Le 29 avril 2026 le Conseil d’Etat a rendu sa décision concernant la procédure d’exécution des injonctions que nous avions obtenu en octobre 2023 au sujet du port du numéro référentiel des identités et de l’organisation (RIO).
Comme nous pouvions le prévoir, en considération des conclusions de la rapporteure publique, le Conseil d’Etat estime que :
D’une part, « s’agissant du respect par les agents des forces de l’ordre de l’obligation de port effectif et apparent de l’identifiant individuel, il résulte de l’instruction que plusieurs initiatives ont été prises ou sont annoncées par le ministre de l’Intérieur » lesquelles, du point du vu du Conseil d’Etat, « apparaissent de nature à assurer l’exécution de la décision rendue par le Conseil d’Etat en ce qui concerne le respect de l’obligation de port de l’identifiant individuel ».
Comme discuté, ce premier point est fort contestable puisque nous avons pu constater, qu’en pratique, le port effectif du RIO n’était pas encore pleinement garanti.
Pour autant, et toujours selon ce qu’a indiqué la rapporteure publique, le caractère insuffisant des mesures mises en œuvre pourrait faire l’objet d’un litige distinct, si nous parvenons à établir une série d’éléments convergents et systématiques qui prouvent que les « initiatives » du ministre n’ont pas changé la donne. C’est d’autant plus vrai que le Conseil d’Etat lui-même prend la peine de préciser que de telles initiatives « n’ont cependant pas entièrement été mis en œuvre à la date de la présente décision, ainsi que l’admet le ministre lui-même, qui se réfère ainsi qu’il a été dit ci-dessus à la fois à des actions déjà entreprises et à des actions prévues pour l’avenir ».
Autrement dit, le Conseil d’Etat laisse lui-même la porte ouverte à des contentieux futurs.
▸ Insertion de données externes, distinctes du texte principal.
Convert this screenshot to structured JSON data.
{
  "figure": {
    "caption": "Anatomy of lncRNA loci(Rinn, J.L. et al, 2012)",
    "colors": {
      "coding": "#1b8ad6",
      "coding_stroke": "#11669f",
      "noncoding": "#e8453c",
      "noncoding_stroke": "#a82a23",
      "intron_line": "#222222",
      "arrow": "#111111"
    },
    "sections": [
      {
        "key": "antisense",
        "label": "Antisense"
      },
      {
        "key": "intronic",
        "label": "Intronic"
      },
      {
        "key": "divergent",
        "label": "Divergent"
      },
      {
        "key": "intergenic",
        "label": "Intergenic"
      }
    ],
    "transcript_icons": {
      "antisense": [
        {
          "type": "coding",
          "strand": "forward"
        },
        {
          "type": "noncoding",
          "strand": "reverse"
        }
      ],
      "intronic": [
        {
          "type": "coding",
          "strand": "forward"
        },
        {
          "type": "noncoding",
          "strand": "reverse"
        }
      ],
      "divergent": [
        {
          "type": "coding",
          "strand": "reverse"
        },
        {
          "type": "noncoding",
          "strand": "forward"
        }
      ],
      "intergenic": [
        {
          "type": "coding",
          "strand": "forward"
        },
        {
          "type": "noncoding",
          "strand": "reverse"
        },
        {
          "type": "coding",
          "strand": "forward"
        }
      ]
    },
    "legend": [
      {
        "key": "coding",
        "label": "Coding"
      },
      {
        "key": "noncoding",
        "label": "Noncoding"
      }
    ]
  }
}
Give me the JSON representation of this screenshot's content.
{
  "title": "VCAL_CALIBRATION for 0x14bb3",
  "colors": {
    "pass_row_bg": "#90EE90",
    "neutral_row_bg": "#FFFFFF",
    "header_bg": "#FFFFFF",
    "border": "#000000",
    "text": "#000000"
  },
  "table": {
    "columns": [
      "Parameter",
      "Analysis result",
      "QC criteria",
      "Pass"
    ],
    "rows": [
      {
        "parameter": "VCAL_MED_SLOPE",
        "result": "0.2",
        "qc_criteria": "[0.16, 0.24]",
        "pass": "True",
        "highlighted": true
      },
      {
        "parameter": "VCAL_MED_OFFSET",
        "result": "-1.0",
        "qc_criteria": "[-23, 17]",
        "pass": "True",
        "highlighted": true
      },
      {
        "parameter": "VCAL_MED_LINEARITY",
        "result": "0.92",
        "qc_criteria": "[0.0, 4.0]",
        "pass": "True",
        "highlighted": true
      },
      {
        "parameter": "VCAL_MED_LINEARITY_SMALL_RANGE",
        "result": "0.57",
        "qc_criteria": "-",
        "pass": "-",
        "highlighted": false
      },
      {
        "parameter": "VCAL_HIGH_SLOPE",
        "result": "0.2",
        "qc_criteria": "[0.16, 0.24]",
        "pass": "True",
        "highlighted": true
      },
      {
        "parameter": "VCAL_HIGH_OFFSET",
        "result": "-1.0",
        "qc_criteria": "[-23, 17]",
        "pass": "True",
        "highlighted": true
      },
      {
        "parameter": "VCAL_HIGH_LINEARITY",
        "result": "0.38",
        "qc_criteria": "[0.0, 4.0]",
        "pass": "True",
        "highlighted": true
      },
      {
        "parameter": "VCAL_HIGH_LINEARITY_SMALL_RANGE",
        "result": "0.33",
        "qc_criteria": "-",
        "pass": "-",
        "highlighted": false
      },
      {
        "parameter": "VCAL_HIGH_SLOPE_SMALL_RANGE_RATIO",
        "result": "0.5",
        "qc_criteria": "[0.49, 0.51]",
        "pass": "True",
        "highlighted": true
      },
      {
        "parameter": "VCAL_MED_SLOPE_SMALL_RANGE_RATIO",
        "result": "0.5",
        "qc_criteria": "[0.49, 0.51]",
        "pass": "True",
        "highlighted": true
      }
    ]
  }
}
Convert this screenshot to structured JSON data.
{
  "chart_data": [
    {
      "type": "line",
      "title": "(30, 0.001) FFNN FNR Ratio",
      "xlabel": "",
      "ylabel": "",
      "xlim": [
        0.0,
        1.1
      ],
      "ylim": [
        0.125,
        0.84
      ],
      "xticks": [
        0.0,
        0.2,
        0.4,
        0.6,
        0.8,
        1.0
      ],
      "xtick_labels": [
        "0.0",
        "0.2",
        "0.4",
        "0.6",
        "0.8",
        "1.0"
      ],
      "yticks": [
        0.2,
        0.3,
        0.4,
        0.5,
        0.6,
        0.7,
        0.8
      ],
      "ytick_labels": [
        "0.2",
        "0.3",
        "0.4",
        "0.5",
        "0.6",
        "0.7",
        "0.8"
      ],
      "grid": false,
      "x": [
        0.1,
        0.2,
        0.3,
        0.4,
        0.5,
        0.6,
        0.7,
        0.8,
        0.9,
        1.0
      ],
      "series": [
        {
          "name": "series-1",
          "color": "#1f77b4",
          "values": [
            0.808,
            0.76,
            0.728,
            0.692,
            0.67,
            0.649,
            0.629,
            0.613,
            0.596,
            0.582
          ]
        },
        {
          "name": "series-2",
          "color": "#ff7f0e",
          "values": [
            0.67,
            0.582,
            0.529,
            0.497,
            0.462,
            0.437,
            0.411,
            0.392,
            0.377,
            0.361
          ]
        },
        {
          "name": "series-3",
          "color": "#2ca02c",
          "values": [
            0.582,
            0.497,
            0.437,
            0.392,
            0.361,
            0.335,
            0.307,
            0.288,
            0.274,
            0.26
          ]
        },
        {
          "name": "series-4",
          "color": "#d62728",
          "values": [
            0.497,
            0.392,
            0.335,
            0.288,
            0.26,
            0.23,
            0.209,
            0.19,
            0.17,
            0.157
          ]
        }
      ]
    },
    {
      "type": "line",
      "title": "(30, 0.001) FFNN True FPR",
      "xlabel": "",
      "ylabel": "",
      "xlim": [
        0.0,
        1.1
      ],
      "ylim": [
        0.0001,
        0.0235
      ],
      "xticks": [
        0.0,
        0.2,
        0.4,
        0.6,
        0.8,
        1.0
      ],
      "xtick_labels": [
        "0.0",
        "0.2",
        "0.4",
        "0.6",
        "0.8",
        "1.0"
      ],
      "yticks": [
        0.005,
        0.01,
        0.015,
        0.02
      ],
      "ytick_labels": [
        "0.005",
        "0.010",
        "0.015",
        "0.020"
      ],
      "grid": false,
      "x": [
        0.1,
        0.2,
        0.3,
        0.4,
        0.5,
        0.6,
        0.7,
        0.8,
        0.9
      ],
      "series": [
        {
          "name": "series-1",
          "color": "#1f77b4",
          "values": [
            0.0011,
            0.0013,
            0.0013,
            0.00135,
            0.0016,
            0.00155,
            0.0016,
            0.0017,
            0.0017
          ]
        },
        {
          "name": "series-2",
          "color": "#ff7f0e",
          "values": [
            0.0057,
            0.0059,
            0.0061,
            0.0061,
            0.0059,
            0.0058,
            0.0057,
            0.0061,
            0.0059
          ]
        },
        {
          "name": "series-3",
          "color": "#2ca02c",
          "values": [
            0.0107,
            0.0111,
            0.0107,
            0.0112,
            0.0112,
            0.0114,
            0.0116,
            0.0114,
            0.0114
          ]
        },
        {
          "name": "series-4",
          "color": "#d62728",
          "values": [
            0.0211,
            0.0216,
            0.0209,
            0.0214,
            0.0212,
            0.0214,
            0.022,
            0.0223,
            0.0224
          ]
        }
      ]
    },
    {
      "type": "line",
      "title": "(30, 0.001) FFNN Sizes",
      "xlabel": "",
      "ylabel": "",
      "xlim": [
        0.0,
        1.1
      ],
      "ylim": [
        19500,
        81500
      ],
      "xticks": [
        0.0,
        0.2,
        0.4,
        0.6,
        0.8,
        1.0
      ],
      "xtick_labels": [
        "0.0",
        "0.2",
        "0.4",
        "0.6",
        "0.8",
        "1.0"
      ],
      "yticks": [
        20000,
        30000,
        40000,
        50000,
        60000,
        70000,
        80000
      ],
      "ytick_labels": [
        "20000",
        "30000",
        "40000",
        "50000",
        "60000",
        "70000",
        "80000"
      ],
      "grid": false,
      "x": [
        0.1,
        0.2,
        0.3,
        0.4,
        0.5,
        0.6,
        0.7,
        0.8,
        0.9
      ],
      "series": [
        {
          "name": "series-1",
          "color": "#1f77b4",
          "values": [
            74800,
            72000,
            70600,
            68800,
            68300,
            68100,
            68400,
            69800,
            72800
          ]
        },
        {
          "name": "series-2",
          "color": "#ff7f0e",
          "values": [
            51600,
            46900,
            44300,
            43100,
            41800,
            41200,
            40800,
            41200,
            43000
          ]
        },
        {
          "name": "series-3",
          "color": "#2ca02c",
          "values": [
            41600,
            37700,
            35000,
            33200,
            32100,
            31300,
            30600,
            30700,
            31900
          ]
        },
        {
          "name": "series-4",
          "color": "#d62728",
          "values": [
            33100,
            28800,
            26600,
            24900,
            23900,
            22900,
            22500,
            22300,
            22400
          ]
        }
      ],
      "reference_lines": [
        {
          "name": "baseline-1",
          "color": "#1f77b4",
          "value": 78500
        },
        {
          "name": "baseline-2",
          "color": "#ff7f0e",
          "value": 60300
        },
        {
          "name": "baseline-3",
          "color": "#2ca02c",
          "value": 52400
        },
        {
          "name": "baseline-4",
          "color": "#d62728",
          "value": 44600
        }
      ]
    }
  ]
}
D’autre part, « s’agissant de la modification des caractéristiques de l’identification individuelle des agents », le Conseil d’Etat estime certes que « les caractéristiques ainsi retenues pour le futur identifiant individuel peuvent être regardées comme assurant une lisibilité suffisante de celui-ci pour le public dans l’ensemble des contextes opérationnels ».
Mais il relève que « la décision rendue par le Conseil d’Etat le 11 octobre 2023 ne peut cependant être regardée comme entièrement exécutée, eu égard aux incertitudes qui, plus d’un an après l’expiration du délai qu’elle fixait, subsistent encore sur le calendrier de mise en œuvre effective de la distribution des nouveaux équipements qu’elle implique ».
Partant, le Conseil d’Etat décide « d’enjoindre au ministre de l’Intérieur, pour assurer l’exécution de la décision du Conseil d’Etat du 11 octobre 2023, de mettre en œuvre sans délai l’ensemble des mesures dont il fait état, telles que décrites au point 4, et d’engager la commande mentionnée au point 6 ainsi que la distribution aux agents concernés des équipements nécessaires avant le 31 décembre 2026 ».
Enfin, et malgré nos ultimes écritures, peu avant l’audience et en réaction à la position de la rapporteure publique, le Conseil d’Etat a estimé qu’ « il n’y a pas lieu, dans les circonstances de l’espèce et compte tenu du commencement d’exécution, par le ministre de l’Intérieur, de la décision du 11 octobre 2023, d’assortir cette injonction d’une astreinte ».
En définitive, cette décision est à la fois discutable en ce qu’elle n’a pas permis de sanctionner pleinement l’inertie du ministère et de saisir immédiatement les problématiques actuelles de non-port effectif persistant du RIO. Mais aussi réjouissante car il s’agit d’un jalon supplémentaire aussi bien pour que le ministère agisse et pour que nous ayons nous-mêmes la capacité d’agir de nouveau à l’avenir.